Gwendolyn marched through the Great Waste, the beating sun shining down off the red desert, red dust swirling in the air, at her feet, and she felt as if she could not go on another step. It was hard to think clearly, with the sun beating down the way it was, sweat pouring down her cheeks, down the back of her neck, all of her possessions lost to her. She had dropped them long ago, as had all the others, she could not remember when, a long trail of objects left in the desert. It didn’t matter. There was no food left now, no water left either. Every breath was an effort, her voice rasping, dried out days ago.
She was amazed they were still walking, all of them, like the walking dead, refusing to die. It had been days more of marching since the great revolt, since half her people had risen up against her. Gwen took some assurance in knowing those close to her were still marching with her.
Or were they? She was too tired to turn and look, and she couldn’t remember the last time she did. And the red wind howled too loudly for her to hear anyone else—anyone but Krohn, who still walked by her feet, gasping, his fur on her ankles.
That was all that was left of the Ring, Gwen marveled. The once great and glorious country, with all its kings and queens and nobles and princes and Silver and Legion, with all of its ships and fleets and horses and armies—all reduced to this. Just this.
Gwen was amazed that any of them still followed her, that any of them still thought of her as Queen.
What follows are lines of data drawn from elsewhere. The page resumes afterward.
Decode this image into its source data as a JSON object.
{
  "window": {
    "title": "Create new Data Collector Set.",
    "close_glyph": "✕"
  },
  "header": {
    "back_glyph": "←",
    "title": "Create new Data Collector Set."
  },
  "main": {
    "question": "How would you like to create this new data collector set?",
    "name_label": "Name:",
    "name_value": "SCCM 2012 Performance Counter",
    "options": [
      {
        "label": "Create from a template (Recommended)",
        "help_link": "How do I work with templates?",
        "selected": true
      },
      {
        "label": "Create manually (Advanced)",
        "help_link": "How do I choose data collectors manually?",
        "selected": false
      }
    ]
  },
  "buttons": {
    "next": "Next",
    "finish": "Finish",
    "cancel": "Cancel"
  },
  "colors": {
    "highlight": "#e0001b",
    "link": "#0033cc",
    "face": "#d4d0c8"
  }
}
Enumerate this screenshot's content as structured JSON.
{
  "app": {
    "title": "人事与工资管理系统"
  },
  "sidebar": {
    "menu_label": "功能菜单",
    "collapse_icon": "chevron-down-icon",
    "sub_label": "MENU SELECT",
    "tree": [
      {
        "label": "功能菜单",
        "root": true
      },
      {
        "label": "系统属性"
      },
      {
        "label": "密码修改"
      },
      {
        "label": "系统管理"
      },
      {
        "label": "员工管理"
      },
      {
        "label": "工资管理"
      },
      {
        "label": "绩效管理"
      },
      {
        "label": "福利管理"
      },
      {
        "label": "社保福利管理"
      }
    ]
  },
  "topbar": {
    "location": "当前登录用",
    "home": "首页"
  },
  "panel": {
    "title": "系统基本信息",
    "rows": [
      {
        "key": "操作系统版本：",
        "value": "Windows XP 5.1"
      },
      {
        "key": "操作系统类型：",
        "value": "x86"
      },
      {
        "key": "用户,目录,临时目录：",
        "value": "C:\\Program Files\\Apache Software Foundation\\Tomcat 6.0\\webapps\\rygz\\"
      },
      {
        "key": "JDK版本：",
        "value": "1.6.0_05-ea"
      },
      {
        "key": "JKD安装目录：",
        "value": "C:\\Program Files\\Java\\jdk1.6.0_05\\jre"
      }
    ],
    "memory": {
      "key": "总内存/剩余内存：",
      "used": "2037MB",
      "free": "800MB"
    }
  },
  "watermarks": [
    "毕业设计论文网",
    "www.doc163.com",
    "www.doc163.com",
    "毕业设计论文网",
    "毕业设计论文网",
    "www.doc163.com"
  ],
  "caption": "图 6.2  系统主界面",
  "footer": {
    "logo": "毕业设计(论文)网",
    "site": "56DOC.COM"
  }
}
She was a Queen without a kingdom, a queen without a people left to rule.
Krohn whined, and Gwen, out of reflex, reached down into the sack at her waist to give him of whatever food she had, as she had for days. And yet there was nothing left. It was empty.
I’m sorry, Krohn, she wanted to say. But she was too weak for the words to come out.
Krohn continued to walk alongside her, his fur brushing up against her leg, and she knew he would never leave her side—ever. She wished she had anything left to give him.
Gwen mustered all her remaining energy to glance up, at the horizon. She knew she shouldn’t do it, knew she would find nothing but more of the monotony. More of the Great Waste.
She was right. She was crushed to see nothingness, spread out before her in all its cruelty.
They had been right all along: the Great Waste was a suicide mission. Godfrey might be dead in Volusia, and Darius might be dead on the battlefield. But at least they had died quick, merciful deaths. Gwen and the others would die long and torturous deaths, left as food for insects, as skeletons in the desert. Finally, she realized she had been foolish to attempt this, to overreach, to search for the Second Ring. Clearly, it had never existed.
Gwen heard a baby’s weak cry, and she managed to turn and look over.
“Let me see my baby,” Gwen somehow managed to say.
Illepra, shuffling alongside her, came over and laid the baby in Gwen’s arms. The weight of her, as young as she was, was almost too much for Gwen to bear.
Gwen looked into the baby’s beautiful blue eyes, dim from hunger.
No one deserves to die in this world without a name, Gwen thought.
Gwen closed her eyes and laid her palm on the child’s forehead. Suddenly, it came to her. For some reason, she thought of her mother, how they had reconciled at the end, had even become close. And as she looked into this baby’s eyes, the look in her eyes, somehow it reminded her of her.
“Krea,” Gwen said, mustering the strength to speak one last word.
Illepra nodded back in satisfaction.
Gwen kept walking, clutching the baby, and as she looked out into the desert, she could have sworn she saw the face of her mother, beckoning her. The face of her father, waiting to greet her. She began to see the faces of everyone she had ever known and loved, most of them dead now.
Most of all, she saw the faces of Thorgrin, of Guwayne.
She closed her eyes as she marched now, her eyelids, caked down by the red dust, too heavy to keep open. As she marched she felt her thighs growing heavier, as if she were being dragged down to the center of the earth. She had nothing left now. All she had were these faces, these names, the names of all those who had loved her, and whom she had loved. And she realized that was worth more than any possession she’d ever had.
Gwen wanted to stop marching, to lie down a bit, just a bit. But she knew that the second she did, she would never rise again.
After how long she didn’t know, Gwendolyn felt her knees buckling, felt her legs giving way beneath her. She stumbled, and then she could not stop the fall.
Gwen dropped down to the desert floor in a cloud of dust, turning her body to take the fall instead of the baby. She expected Illepra to cry out, to rush to grab her, or any of the others to.
But as she lay there and looked over, she was shocked to see that no one else was there. She was alone. They must have, she realized, collapsed somewhere else, long ago. She had been marching all alone for she did not know how long. Even Krohn was no longer there. Now, finally, it was just her. Gwendolyn, Queen of the Ring, clutching a baby and left alone to die in the midst of nothingness.